There were a lot more 6-max tables available at all the limits. It's an odd thing. I get killed every time I play 6-max limit. It's probably due to what I cut my teeth with. NL I greatly prefer 6-max, but I just can't get my bearings at 6-max limit.

I played for over an hour and earned all of 25 points. I did eventually find a seat at a higher limit table. Don't recall if it was 0.50/1 or 1/2. Regardless, it didn't seem to make much difference with the points.

About 11pm I decided to give it another shot. I got on the waiting list for two of the looser 2/4 tables. Ten minutes later a seat opened up at one of them. This was a table filled with some of the slowest limit players I've ever seen, particularly at 2/4. At William Hill the 1/2 tables used to fill with people purposely delaying so they could clear the five table hour bonus risking as little money as possible. You never saw that at 2/4. I played until almost midnight. A seat on the other table never did open up.

Based on my experience of last night, the "iron man" part refers to the fortitude you need to wait for a seat to open up at a table where you have a chance of earning some points. The evening ended with me earning all of 39 points, 11 points shy of the minimum daily rate for any of the Iron Man categories. So much for my attempting to reach Iron Man status. I'm not comfortable playing much above 2/4, assuming I could find a seat without waiting a week, and it's obviously impossible to earn enough points at lower levels without spending way more hours than I'm willing to devote to this. Call me Straw Man.

One rather odd thing did happen during this experience. I won money. I couldn't tell you the last time I won money at limit. I did see a few of the usual suckouts. Not being able to price out the flush draws kills me. But by the end of the evening I was up about $25.

Due to my time becoming a Straw Man, I didn't spend a lot of time on The Quest. I finished my brief session up a big $0.15.
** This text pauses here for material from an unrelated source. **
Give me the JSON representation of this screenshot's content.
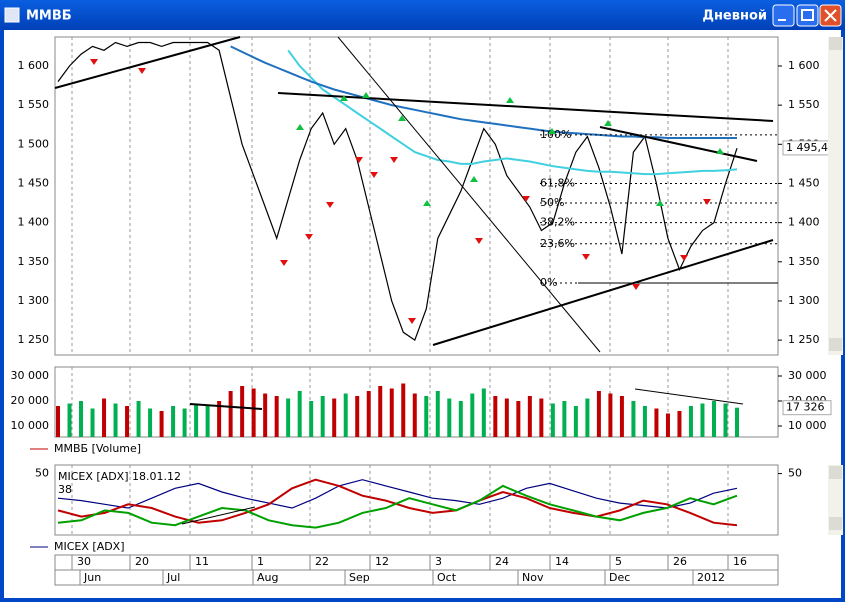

Upon re-checking my re-checking of Wednesday's results, my original numbers were actually correct. Yesterday I overlooked that I won $0.10 in the last hand.

01 May 2008

Oops, I did it again

Wee bit of a set back in The Quest last night. Or, as they'd say on Wall Street, an anticipated correction to the irrational exuberance exhibited by the markets recently.

Once again, I stupidly called an all-in and wiped out a buy in plus a small profit. At least this time I was holding something better than TP. When will I ever learn?

I reloaded and fought my way back, making up some of the loss. I'm thinking right now that I miscalculated last night when I filled in the spreadsheet -- the loss should be greater -- but I'll have to check the hand history to be sure.

I'm not too upset. It was a good run, but I knew I couldn't go on with winning nights forever. Hopefully this is just the aforementioned anticipated correction and things will carry on as before now that this is over.

Edit: Turns out I was both right and wrong about last night's loss. It was greater than what I put in the spreadsheet, but only by $0.10. I had thought earlier today that I was off by $1. So I lost just $0.66 on the night. Could have been far worse.